Today’s companies want systems that do more than follow orders, they want systems that comprehend the context and function as a group. Zakharov’s view of PayDo embodies this transformation. The platform operates more like a cohesive financial operating layer than as an isolated set of tools. It allows companies to manage and control their f∂inances in the same manner that they can handle data and product development. Viewed this way, PayDo communicates a transformation that goes beyond its technical aspects: It’s a mindset change. It exchanges siloed processes for shared intelligence and empowers enterprises to be whole but without the siloed constraints as traditional businesses.
Breaking Free from Traditional Banking Limitations
The main benefit about PayDo’s ecosystem is that it mitigates a broad range of banking problems. Businesses can now work more efficiently without having to handle multiple banking relationships to be able to do global business. Instead, they can make transactions, manage costs and pay employees through a seamless, flexible system that gives them greater control.
PayDo reconceptualizes the financial ecosystem to enable businesses to move forward independently from its historical constraints, alleviating friction and unloading functions to only those required.

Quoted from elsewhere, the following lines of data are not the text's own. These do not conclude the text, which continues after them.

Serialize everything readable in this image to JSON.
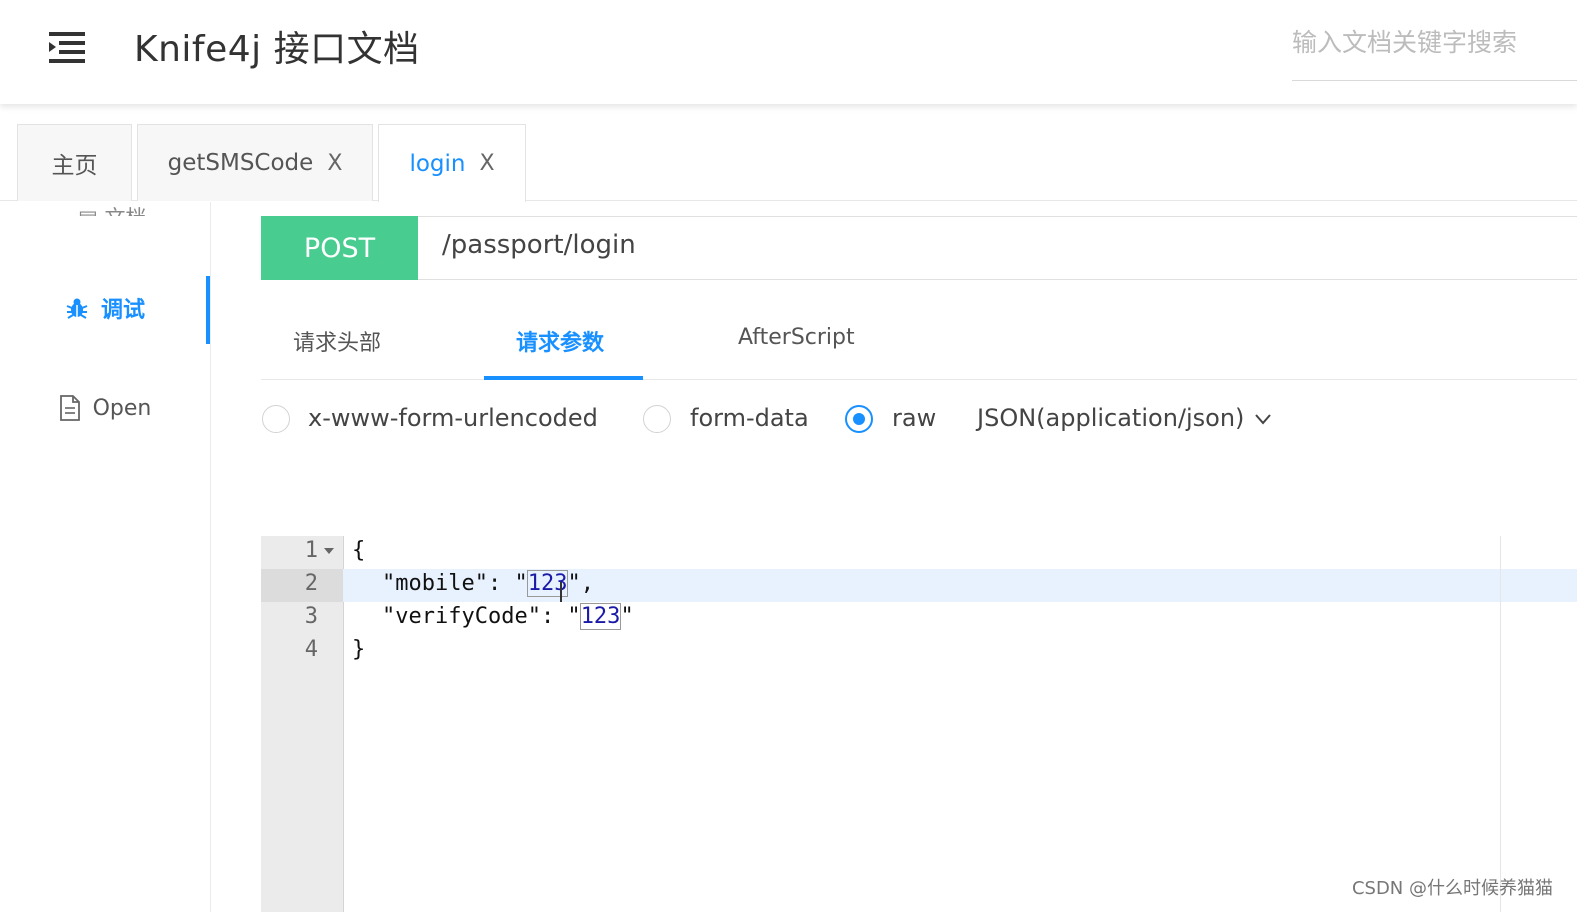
{
  "header": {
    "title": "Knife4j 接口文档",
    "search_placeholder": "输入文档关键字搜索"
  },
  "tabs": [
    {
      "label": "主页",
      "closable": false,
      "active": false
    },
    {
      "label": "getSMSCode",
      "closable": true,
      "active": false
    },
    {
      "label": "login",
      "closable": true,
      "active": true
    }
  ],
  "tab_close_glyph": "X",
  "sidebar": {
    "partial_label": "文档",
    "items": [
      {
        "label": "调试",
        "icon": "bug-icon",
        "active": true
      },
      {
        "label": "Open",
        "icon": "document-icon",
        "active": false
      }
    ]
  },
  "request": {
    "method": "POST",
    "method_color": "#49cc90",
    "path": "/passport/login"
  },
  "subtabs": [
    "请求头部",
    "请求参数",
    "AfterScript"
  ],
  "active_subtab": "请求参数",
  "body_types": [
    {
      "label": "x-www-form-urlencoded",
      "checked": false
    },
    {
      "label": "form-data",
      "checked": false
    },
    {
      "label": "raw",
      "checked": true
    }
  ],
  "content_type": "JSON(application/json)",
  "editor": {
    "line_numbers": [
      "1",
      "2",
      "3",
      "4"
    ],
    "lines": [
      "{",
      "\"mobile\": \"123\",",
      "\"verifyCode\": \"123\"",
      "}"
    ],
    "active_line": 2
  },
  "colors": {
    "accent": "#1890ff",
    "string": "#1a1aa6"
  },
  "watermark": "CSDN @什么时候养猫猫"
}
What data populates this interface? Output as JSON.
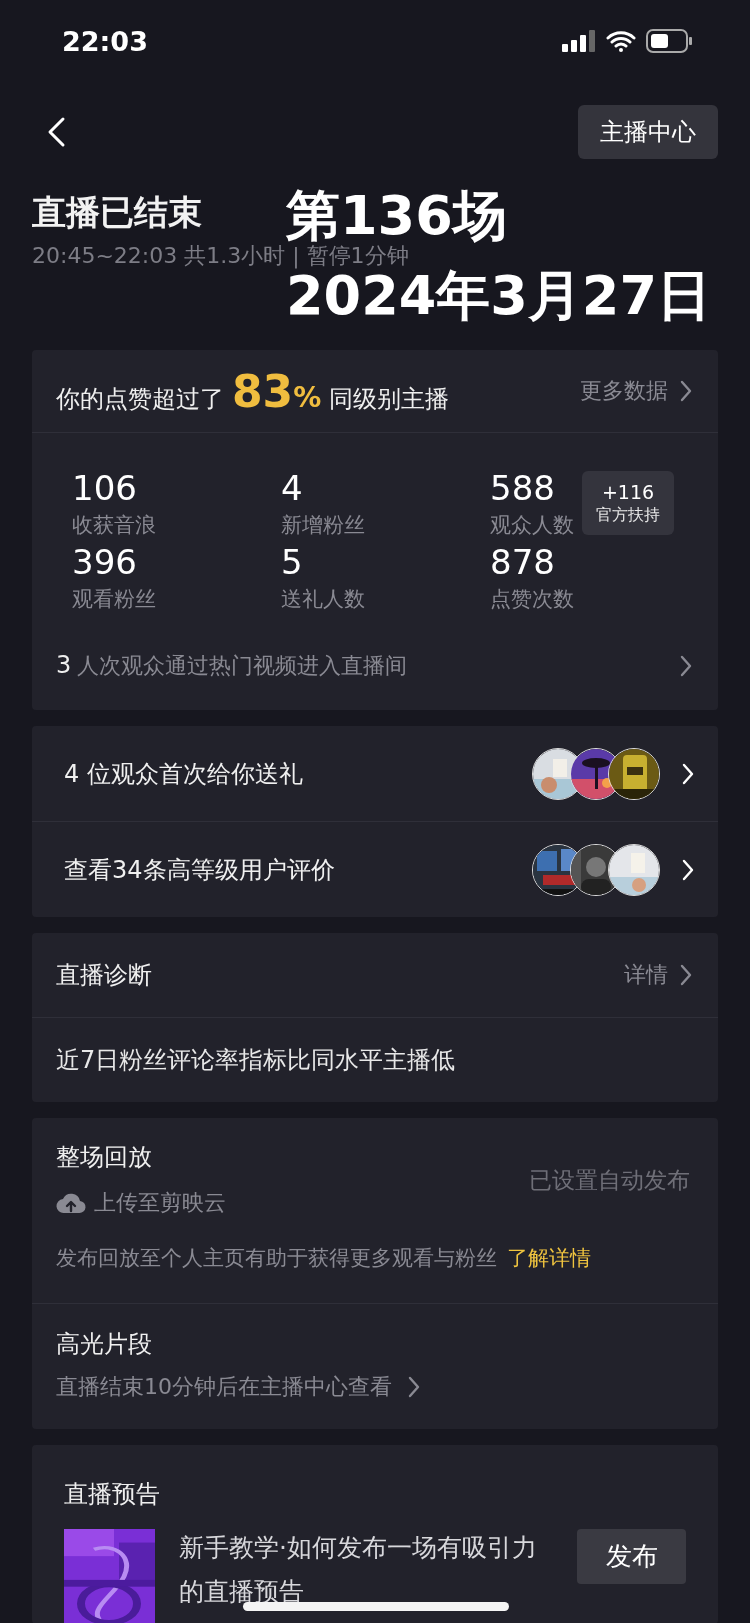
{
  "status_bar": {
    "time": "22:03"
  },
  "nav": {
    "action_button": "主播中心"
  },
  "header": {
    "title": "直播已结束",
    "subtitle": "20:45~22:03 共1.3小时 | 暂停1分钟"
  },
  "overlay": {
    "lines": [
      "第136场",
      "2024年3月27日"
    ]
  },
  "summary": {
    "prefix": "你的点赞超过了",
    "value": "83",
    "unit": "%",
    "suffix": "同级别主播",
    "link": "更多数据",
    "stats": [
      {
        "value": "106",
        "label": "收获音浪"
      },
      {
        "value": "4",
        "label": "新增粉丝"
      },
      {
        "value": "588",
        "label": "观众人数",
        "badge": {
          "value": "+116",
          "label": "官方扶持"
        }
      },
      {
        "value": "396",
        "label": "观看粉丝"
      },
      {
        "value": "5",
        "label": "送礼人数"
      },
      {
        "value": "878",
        "label": "点赞次数"
      }
    ],
    "footer": {
      "count": "3",
      "text": "人次观众通过热门视频进入直播间"
    }
  },
  "audience_rows": [
    {
      "text": "4 位观众首次给你送礼"
    },
    {
      "text": "查看34条高等级用户评价"
    }
  ],
  "diagnosis": {
    "title": "直播诊断",
    "link": "详情",
    "text": "近7日粉丝评论率指标比同水平主播低"
  },
  "replay": {
    "title": "整场回放",
    "upload": "上传至剪映云",
    "status": "已设置自动发布",
    "description": "发布回放至个人主页有助于获得更多观看与粉丝",
    "link": "了解详情",
    "highlights": {
      "title": "高光片段",
      "text": "直播结束10分钟后在主播中心查看"
    }
  },
  "preview": {
    "title": "直播预告",
    "text": "新手教学·如何发布一场有吸引力的直播预告",
    "button": "发布"
  }
}
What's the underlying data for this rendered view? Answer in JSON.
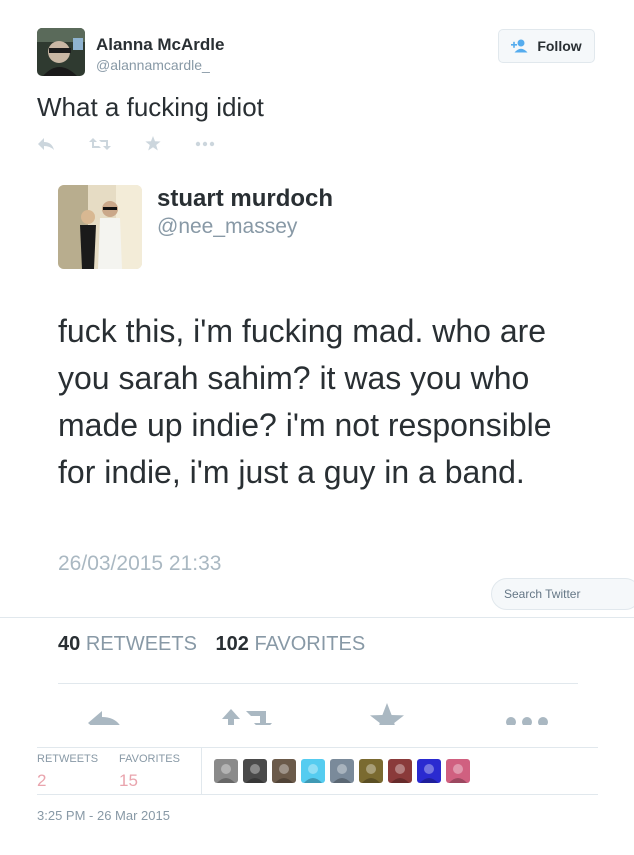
{
  "tweet": {
    "author_name": "Alanna McArdle",
    "author_handle": "@alannamcardle_",
    "follow_label": "Follow",
    "text": "What a fucking idiot",
    "timestamp": "3:25 PM - 26 Mar 2015",
    "actions": [
      "reply-icon",
      "retweet-icon",
      "favorite-icon",
      "more-icon"
    ]
  },
  "quoted": {
    "name": "stuart murdoch",
    "handle": "@nee_massey",
    "text": "fuck this, i'm fucking mad. who are you sarah sahim? it was you who made up indie? i'm not responsible for indie, i'm just a guy in a band.",
    "date": "26/03/2015 21:33",
    "retweets_count": "40",
    "retweets_label": "RETWEETS",
    "favorites_count": "102",
    "favorites_label": "FAVORITES"
  },
  "search": {
    "placeholder": "Search Twitter"
  },
  "stats": {
    "retweets_label": "RETWEETS",
    "retweets_value": "2",
    "favorites_label": "FAVORITES",
    "favorites_value": "15"
  },
  "favoriters": [
    {
      "icon": "favoriter-avatar",
      "color": "#8a8a8a"
    },
    {
      "icon": "favoriter-avatar",
      "color": "#4a4a4a"
    },
    {
      "icon": "favoriter-avatar",
      "color": "#6b5a4a"
    },
    {
      "icon": "favoriter-avatar",
      "color": "#55ccf0"
    },
    {
      "icon": "favoriter-avatar",
      "color": "#7a8a9a"
    },
    {
      "icon": "favoriter-avatar",
      "color": "#7a6a30"
    },
    {
      "icon": "favoriter-avatar",
      "color": "#8a3a3a"
    },
    {
      "icon": "favoriter-avatar",
      "color": "#2a2ad0"
    },
    {
      "icon": "favoriter-avatar",
      "color": "#d06080"
    }
  ],
  "colors": {
    "link_blue": "#55acee",
    "muted": "#8899a6",
    "stat_pink": "#e9a4ad"
  }
}
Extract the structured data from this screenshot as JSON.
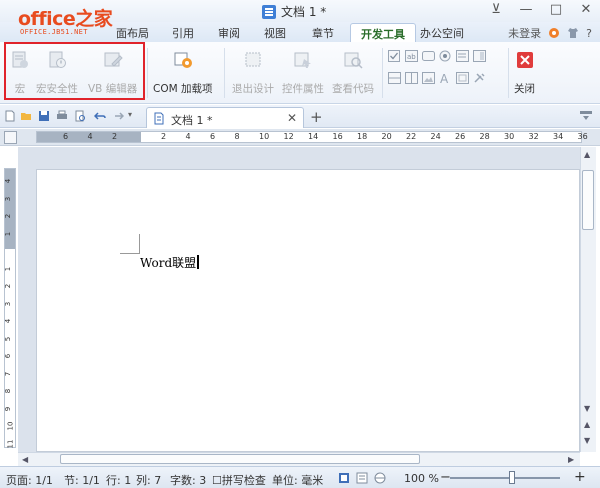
{
  "window": {
    "title": "文档 1 *",
    "logo_main": "office之家",
    "logo_sub": "OFFICE.JB51.NET"
  },
  "menu": {
    "tabs": [
      "面布局",
      "引用",
      "审阅",
      "视图",
      "章节",
      "开发工具",
      "办公空间"
    ],
    "active_tab": "开发工具",
    "login": "未登录",
    "help": "?"
  },
  "ribbon": {
    "macro": "宏",
    "macro_security": "宏安全性",
    "vb_editor": "VB 编辑器",
    "com_addins": "COM 加载项",
    "exit_design": "退出设计",
    "control_properties": "控件属性",
    "view_code": "查看代码",
    "close": "关闭"
  },
  "tabbar": {
    "doc_tab": "文档 1 *",
    "add": "+"
  },
  "ruler": {
    "ticks": [
      "6",
      "4",
      "2",
      "",
      "2",
      "4",
      "6",
      "8",
      "10",
      "12",
      "14",
      "16",
      "18",
      "20",
      "22",
      "24",
      "26",
      "28",
      "30",
      "32",
      "34",
      "36"
    ],
    "vticks": [
      "4",
      "3",
      "2",
      "1",
      "",
      "1",
      "2",
      "3",
      "4",
      "5",
      "6",
      "7",
      "8",
      "9",
      "10",
      "11"
    ]
  },
  "document": {
    "text": "Word联盟"
  },
  "status": {
    "page": "页面: 1/1",
    "section": "节: 1/1",
    "line": "行: 1",
    "column": "列: 7",
    "word_count": "字数: 3",
    "spell_check": "拼写检查",
    "unit": "单位: 毫米",
    "zoom": "100 %",
    "zoom_out": "−",
    "zoom_in": "+"
  },
  "colors": {
    "accent": "#e84b1f",
    "highlight": "#e0232b",
    "active_tab": "#2a6d2a"
  }
}
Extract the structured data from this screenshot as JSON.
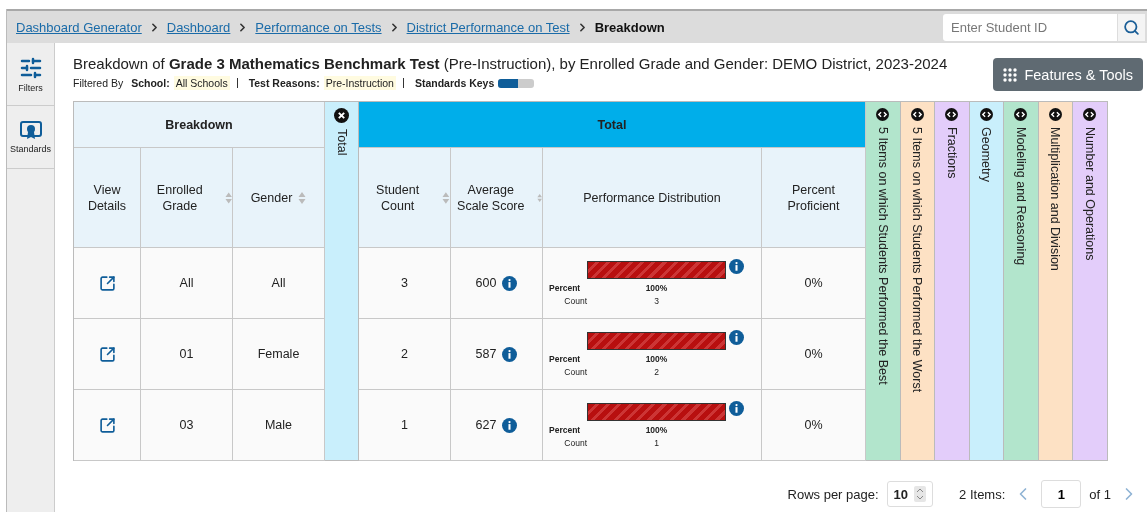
{
  "breadcrumb": [
    {
      "label": "Dashboard Generator",
      "current": false
    },
    {
      "label": "Dashboard",
      "current": false
    },
    {
      "label": "Performance on Tests",
      "current": false
    },
    {
      "label": "District Performance on Test",
      "current": false
    },
    {
      "label": "Breakdown",
      "current": true
    }
  ],
  "search": {
    "placeholder": "Enter Student ID"
  },
  "sidebar": {
    "items": [
      {
        "label": "Filters",
        "kind": "filters"
      },
      {
        "label": "Standards",
        "kind": "standards"
      }
    ]
  },
  "report": {
    "title": "Breakdown of **Grade 3 Mathematics Benchmark Test** (Pre-Instruction), by Enrolled Grade and Gender: DEMO District, 2023-2024",
    "filtered_by": "Filtered By",
    "filters": [
      {
        "label": "School:",
        "value": "All Schools"
      },
      {
        "label": "Test Reasons:",
        "value": "Pre-Instruction"
      }
    ],
    "standards_keys": "Standards Keys",
    "features_button": "Features & Tools"
  },
  "table": {
    "breakdown_header": "Breakdown",
    "total_column": "Total",
    "total_header": "Total",
    "columns": [
      {
        "label": "View Details",
        "sortable": false
      },
      {
        "label": "Enrolled Grade",
        "sortable": true
      },
      {
        "label": "Gender",
        "sortable": true
      },
      {
        "label": "Student Count",
        "sortable": true
      },
      {
        "label": "Average Scale Score",
        "sortable": true
      },
      {
        "label": "Performance Distribution",
        "sortable": false
      },
      {
        "label": "Percent Proficient",
        "sortable": false
      }
    ],
    "rows": [
      {
        "grade": "All",
        "gender": "All",
        "student_count": "3",
        "average_score": "600",
        "level": 1,
        "percent_label": "Percent",
        "percent": "100%",
        "count_label": "Count",
        "count": "3",
        "proficient": "0%"
      },
      {
        "grade": "01",
        "gender": "Female",
        "student_count": "2",
        "average_score": "587",
        "level": 1,
        "percent_label": "Percent",
        "percent": "100%",
        "count_label": "Count",
        "count": "2",
        "proficient": "0%"
      },
      {
        "grade": "03",
        "gender": "Male",
        "student_count": "1",
        "average_score": "627",
        "level": 1,
        "percent_label": "Percent",
        "percent": "100%",
        "count_label": "Count",
        "count": "1",
        "proficient": "0%"
      }
    ],
    "standards": [
      {
        "label": "5 Items on which Students Performed the Best",
        "color": "#b2e5cc"
      },
      {
        "label": "5 Items on which Students Performed the Worst",
        "color": "#fde1c4"
      },
      {
        "label": "Fractions",
        "color": "#e3cdfa"
      },
      {
        "label": "Geometry",
        "color": "#c9effc"
      },
      {
        "label": "Modeling and Reasoning",
        "color": "#b2e5cc"
      },
      {
        "label": "Multiplication and Division",
        "color": "#fde1c4"
      },
      {
        "label": "Number and Operations",
        "color": "#e3cdfa"
      }
    ]
  },
  "pagination": {
    "rows_per_page_label": "Rows per page:",
    "rows_per_page": "10",
    "items": "2 Items:",
    "page": "1",
    "of": "of 1"
  }
}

The Founder’s Perspective: Creating a Foundation for Success
What sets this vision apart is Zakharov’s focus on building infrastructure that supports businesses at the core of their operations. He recognised early on that digital businesses needed more than a payment provider, they needed a financial services partner that could support their growth. In doing so, PayDo aims to provide not just a service, but a stronger foundation for long-term innovation and robust pillars for expansion.